Friday, 30 August 2013

How to be a Writer

For some time, I've been thinking about doing a "writing tips" post. Sadly, I don't actually have any writing tips, other than "avoid adverbs," advice I've clearly failed to follow in this opening paragraph (count 'em!)

Oh, and some guy I met in a bar once told me never to use the word."that".

So that's the end of that...aargh!

However, although I don't feel confident sharing tips about the writing process itself, I do feel I know a little bit about being a writer.

So here are my "how to be a writer" tips:

1) Write. Thinking about being a writer won't make you one. Dreaming of being a writer won't make you one. Talking about being a writer (even when very drunk) won't make you one. Blogging or tweeting won't work either. Only writing will make you a writer.

2) Be patient. Be patient with yourself--you won't be a writer in a few months, or even a few years. And unless you are very, very very lucky, you'll need to be patient with the publishing process. It may take a long time to find an agent or a publisher for your work. In fact, every aspect of being a writer requires patience--from waiting for feedback, to getting a response to a query or submission. Even the time between signing a book deal and seeing your book in print takes ages. So whatever you're waiting for (and there's always something!) use your time well.

3) Persevere. I once read that patience is the active form of patience, and I like that definition. It means never stopping, never giving up, moving forward even though you have no idea if you will ever reach your destination..

4) Be nice to yourself. I was going to say "be confident" but that's not always possible. Most artistic types lack faith in their abilities. But you can be nice to yourself by taking your work seriously, and by fighting the urge to self-critique when that's really the job of others. I say this as someone who once almost talked an editor out of publishing one of my short stories (yes, it's true), and whose acting teacher once said, "Jane, instead of telling us how crap your scene is going to be, why don't you just do the scene and let us tell you how crap it was."

5) Be nice to others, especially other writers. To be a writer, you really do need the support of colleagues who are in the same game, regardless of where you or they are on the "writing journey." I've never met any writers who've been unkind or unsupportive to me, and I don't expect to meet any. But, just in case any of you are thinking about becoming a condescending jerk or an arrogant git, I must advise against it.

6) Grow a thick skin. One of the benefits of being a writer is that, unlike actors or other performers, you get to fail in the privacy of your own home. The sting of rejection is felt at home, too, and nobody has to hear your pathetic sobs other than family members or close friends.

 However, this doesn't change the fact that rejection hurts, and that other distressing setbacks and disappointments can (and will)  occur in the life of a writer. So, leather up your hide and/or buy some strong armour.
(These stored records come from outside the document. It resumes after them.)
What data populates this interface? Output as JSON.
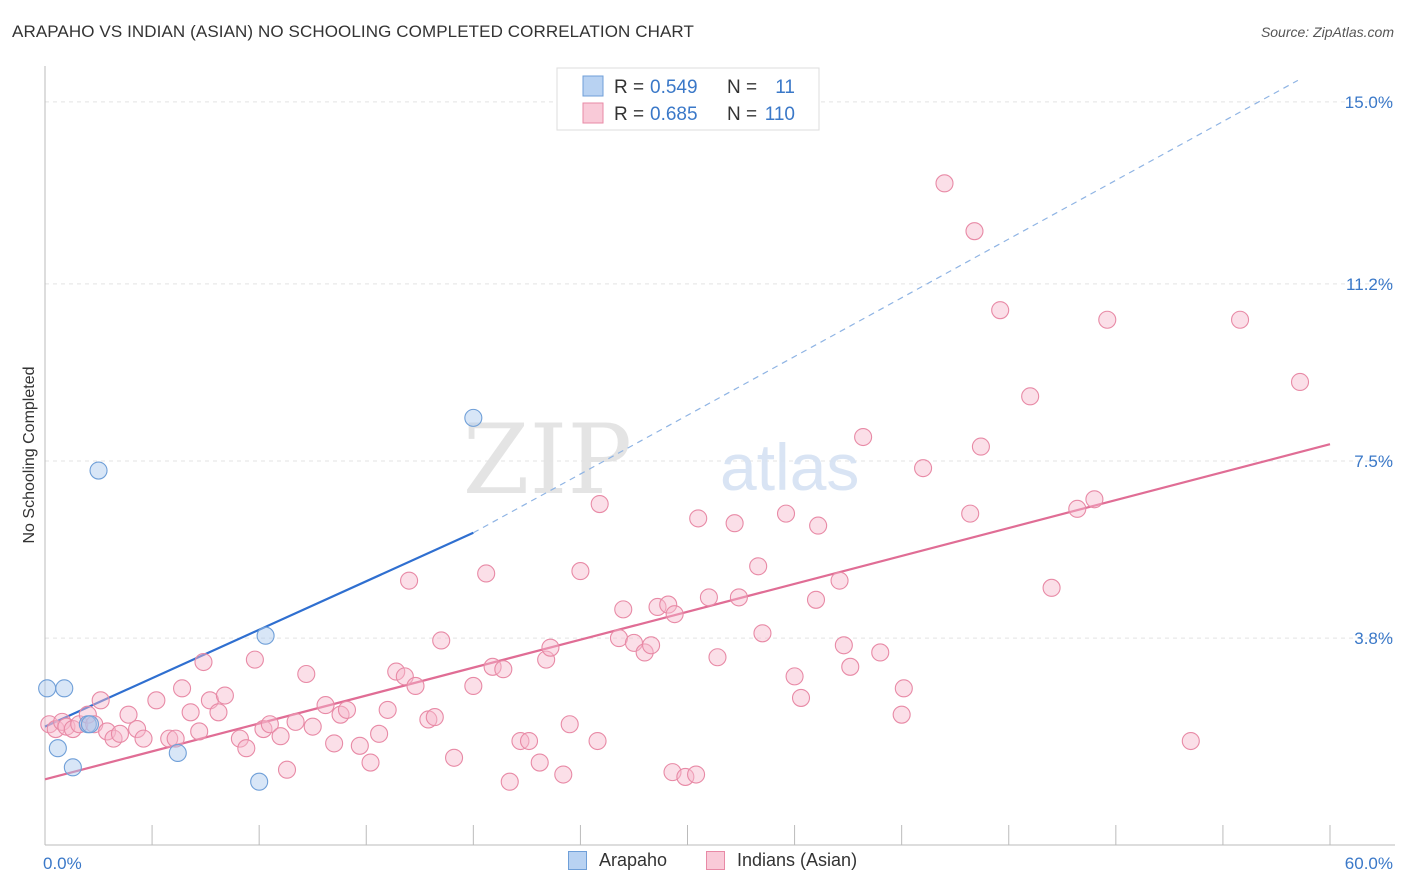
{
  "title": "ARAPAHO VS INDIAN (ASIAN) NO SCHOOLING COMPLETED CORRELATION CHART",
  "source": "Source: ZipAtlas.com",
  "watermark": {
    "zip": "ZIP",
    "atlas": "atlas"
  },
  "legend": {
    "r_label": "R =",
    "n_label": "N =",
    "rows": [
      {
        "r": "0.549",
        "n": "11",
        "color": "#a9c8ee",
        "stroke": "#6f9fd8"
      },
      {
        "r": "0.685",
        "n": "110",
        "color": "#f7b9cb",
        "stroke": "#e88aa6"
      }
    ]
  },
  "bottom_legend": [
    {
      "label": "Arapaho",
      "color": "#b8d2f2",
      "stroke": "#6f9fd8"
    },
    {
      "label": "Indians (Asian)",
      "color": "#f9cad8",
      "stroke": "#e88aa6"
    }
  ],
  "chart_data": {
    "type": "scatter",
    "ylabel": "No Schooling Completed",
    "xlabel": "",
    "xlim": [
      0,
      60
    ],
    "ylim": [
      0,
      15.5
    ],
    "x_tick_labels": [
      {
        "value": 0,
        "label": "0.0%"
      },
      {
        "value": 60,
        "label": "60.0%"
      }
    ],
    "y_tick_labels": [
      {
        "value": 3.8,
        "label": "3.8%"
      },
      {
        "value": 7.5,
        "label": "7.5%"
      },
      {
        "value": 11.2,
        "label": "11.2%"
      },
      {
        "value": 15.0,
        "label": "15.0%"
      }
    ],
    "grid": true,
    "series": [
      {
        "name": "Arapaho",
        "color": "#a9c8ee",
        "stroke": "#6f9fd8",
        "line_color": "#2f6fd0",
        "trend": {
          "x0": 0,
          "y0": 1.95,
          "x1": 20,
          "y1": 6.0,
          "dashed_to_x": 58.5,
          "dashed_to_y": 15.45
        },
        "points": [
          [
            0.1,
            2.75
          ],
          [
            0.6,
            1.5
          ],
          [
            0.9,
            2.75
          ],
          [
            1.3,
            1.1
          ],
          [
            2.0,
            2.0
          ],
          [
            2.1,
            2.0
          ],
          [
            2.5,
            7.3
          ],
          [
            6.2,
            1.4
          ],
          [
            10.0,
            0.8
          ],
          [
            10.3,
            3.85
          ],
          [
            20.0,
            8.4
          ]
        ]
      },
      {
        "name": "Indians (Asian)",
        "color": "#f7b9cb",
        "stroke": "#e88aa6",
        "line_color": "#e06d95",
        "trend": {
          "x0": 0,
          "y0": 0.85,
          "x1": 60,
          "y1": 7.85
        },
        "points": [
          [
            0.2,
            2.0
          ],
          [
            0.5,
            1.9
          ],
          [
            0.8,
            2.05
          ],
          [
            1.0,
            1.95
          ],
          [
            1.3,
            1.9
          ],
          [
            1.6,
            2.0
          ],
          [
            2.0,
            2.2
          ],
          [
            2.3,
            2.0
          ],
          [
            2.6,
            2.5
          ],
          [
            2.9,
            1.85
          ],
          [
            3.2,
            1.7
          ],
          [
            3.5,
            1.8
          ],
          [
            3.9,
            2.2
          ],
          [
            4.3,
            1.9
          ],
          [
            4.6,
            1.7
          ],
          [
            5.2,
            2.5
          ],
          [
            5.8,
            1.7
          ],
          [
            6.1,
            1.7
          ],
          [
            6.4,
            2.75
          ],
          [
            6.8,
            2.25
          ],
          [
            7.2,
            1.85
          ],
          [
            7.4,
            3.3
          ],
          [
            7.7,
            2.5
          ],
          [
            8.1,
            2.25
          ],
          [
            8.4,
            2.6
          ],
          [
            9.1,
            1.7
          ],
          [
            9.4,
            1.5
          ],
          [
            9.8,
            3.35
          ],
          [
            10.2,
            1.9
          ],
          [
            10.5,
            2.0
          ],
          [
            11.0,
            1.75
          ],
          [
            11.3,
            1.05
          ],
          [
            11.7,
            2.05
          ],
          [
            12.2,
            3.05
          ],
          [
            12.5,
            1.95
          ],
          [
            13.1,
            2.4
          ],
          [
            13.5,
            1.6
          ],
          [
            13.8,
            2.2
          ],
          [
            14.1,
            2.3
          ],
          [
            14.7,
            1.55
          ],
          [
            15.2,
            1.2
          ],
          [
            15.6,
            1.8
          ],
          [
            16.0,
            2.3
          ],
          [
            16.4,
            3.1
          ],
          [
            16.8,
            3.0
          ],
          [
            17.0,
            5.0
          ],
          [
            17.3,
            2.8
          ],
          [
            17.9,
            2.1
          ],
          [
            18.2,
            2.15
          ],
          [
            18.5,
            3.75
          ],
          [
            19.1,
            1.3
          ],
          [
            20.0,
            2.8
          ],
          [
            20.6,
            5.15
          ],
          [
            20.9,
            3.2
          ],
          [
            21.4,
            3.15
          ],
          [
            21.7,
            0.8
          ],
          [
            22.2,
            1.65
          ],
          [
            22.6,
            1.65
          ],
          [
            23.1,
            1.2
          ],
          [
            23.4,
            3.35
          ],
          [
            23.6,
            3.6
          ],
          [
            24.2,
            0.95
          ],
          [
            24.5,
            2.0
          ],
          [
            25.0,
            5.2
          ],
          [
            25.8,
            1.65
          ],
          [
            25.9,
            6.6
          ],
          [
            26.8,
            3.8
          ],
          [
            27.0,
            4.4
          ],
          [
            27.5,
            3.7
          ],
          [
            28.0,
            3.5
          ],
          [
            28.3,
            3.65
          ],
          [
            28.6,
            4.45
          ],
          [
            29.1,
            4.5
          ],
          [
            29.4,
            4.3
          ],
          [
            29.3,
            1.0
          ],
          [
            29.9,
            0.9
          ],
          [
            30.4,
            0.95
          ],
          [
            30.5,
            6.3
          ],
          [
            31.0,
            4.65
          ],
          [
            31.4,
            3.4
          ],
          [
            32.2,
            6.2
          ],
          [
            32.4,
            4.65
          ],
          [
            33.3,
            5.3
          ],
          [
            33.5,
            3.9
          ],
          [
            34.6,
            6.4
          ],
          [
            35.0,
            3.0
          ],
          [
            35.3,
            2.55
          ],
          [
            36.0,
            4.6
          ],
          [
            36.1,
            6.15
          ],
          [
            37.1,
            5.0
          ],
          [
            37.3,
            3.65
          ],
          [
            37.6,
            3.2
          ],
          [
            38.2,
            8.0
          ],
          [
            39.0,
            3.5
          ],
          [
            40.0,
            2.2
          ],
          [
            40.1,
            2.75
          ],
          [
            41.0,
            7.35
          ],
          [
            42.0,
            13.3
          ],
          [
            43.2,
            6.4
          ],
          [
            43.7,
            7.8
          ],
          [
            43.4,
            12.3
          ],
          [
            44.6,
            10.65
          ],
          [
            46.0,
            8.85
          ],
          [
            47.0,
            4.85
          ],
          [
            48.2,
            6.5
          ],
          [
            49.0,
            6.7
          ],
          [
            49.6,
            10.45
          ],
          [
            53.5,
            1.65
          ],
          [
            55.8,
            10.45
          ],
          [
            58.6,
            9.15
          ]
        ]
      }
    ]
  }
}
You will need it.

7) Rejoice in the many positives, whether that's breaking out the bubbly after getting a book deal, or eating some delicious cake after reaching a word count. Taking pleasure at the success of other writers also helps, even if through gritted teeth!

8) Learn to smile and/or chuckle amiably when people say, "So, are you going to be the next JK Rowling?"  

And finally...

9) Never, ever ask another writer about their current work in progress. It will always be the same as what you're working on, only much, much better.
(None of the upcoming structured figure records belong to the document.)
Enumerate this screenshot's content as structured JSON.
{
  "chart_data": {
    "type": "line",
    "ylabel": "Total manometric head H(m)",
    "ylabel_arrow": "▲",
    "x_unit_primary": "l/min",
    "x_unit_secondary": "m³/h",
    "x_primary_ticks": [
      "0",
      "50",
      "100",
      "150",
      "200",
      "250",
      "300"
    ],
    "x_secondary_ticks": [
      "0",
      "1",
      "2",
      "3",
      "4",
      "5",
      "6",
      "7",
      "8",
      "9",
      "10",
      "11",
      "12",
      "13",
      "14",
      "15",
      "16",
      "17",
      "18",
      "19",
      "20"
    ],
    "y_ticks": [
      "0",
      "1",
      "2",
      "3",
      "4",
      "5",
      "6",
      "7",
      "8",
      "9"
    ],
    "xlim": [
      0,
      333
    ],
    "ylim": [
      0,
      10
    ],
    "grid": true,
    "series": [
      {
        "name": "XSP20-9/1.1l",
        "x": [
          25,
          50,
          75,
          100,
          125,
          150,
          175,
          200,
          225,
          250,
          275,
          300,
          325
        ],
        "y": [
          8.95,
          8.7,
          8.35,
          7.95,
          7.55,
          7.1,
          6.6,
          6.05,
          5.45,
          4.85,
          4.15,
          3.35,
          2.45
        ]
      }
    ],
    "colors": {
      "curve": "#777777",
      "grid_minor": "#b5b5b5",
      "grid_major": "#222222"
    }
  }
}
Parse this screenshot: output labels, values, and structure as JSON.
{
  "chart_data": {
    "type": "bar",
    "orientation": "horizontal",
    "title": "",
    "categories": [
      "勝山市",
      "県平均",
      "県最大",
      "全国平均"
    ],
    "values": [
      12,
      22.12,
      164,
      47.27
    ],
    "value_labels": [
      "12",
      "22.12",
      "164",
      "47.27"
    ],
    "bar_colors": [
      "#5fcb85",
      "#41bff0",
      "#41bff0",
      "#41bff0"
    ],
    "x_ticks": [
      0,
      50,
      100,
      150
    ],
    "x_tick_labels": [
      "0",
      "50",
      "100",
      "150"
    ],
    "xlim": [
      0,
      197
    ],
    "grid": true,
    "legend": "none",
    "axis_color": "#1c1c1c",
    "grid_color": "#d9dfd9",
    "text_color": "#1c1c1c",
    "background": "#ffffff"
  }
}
  1. And never compromise your professional integrity whatever or whoever slings at you. Writing is about truth and nothing less will do.

  2. That's right, Miriam! I meant this a bit tongue in cheek, a bit serious... But your very serious point is so welcome (and true!)

  3. It might be useful to have a lucrative other occupation too ... or to marry someone with a lucrative occupation. When people say follow the money it doesn't usually lead to a career in writing.

  4. Should have added "marry rich" or "don't give up the day job" or even "learn to live without basic necessities like food, clothing, shelter, etc." Wasn't really thinking of the professional side,more the creative side.

  5. Jane, you're article is fine the way it is! Stop worrying!! It's great because it gets people talking and thinking of other points. You have just the right mix of serious and lighthearted.

    I just shared your post with my crew in Cork and some of the the points you listed were EXACTLY what we were talking about yesterday at our meetup at the library.

    1. I saw this post through Colleen's facebook page, and I'm inspired to do some illustrations to accompany the points if thats OK with you ( I'm also on the uphill slope that is writing ! thanks for sharing !)

  6. Love it! Will print them out and sellotape to my monitor ...

  7. Thanks for your kind comments, everyone. I really appreciate them. Glad they'll be of use to your group, Colleen. And yes, Riverpost, please illustrated. I'd love to see your pics when finished!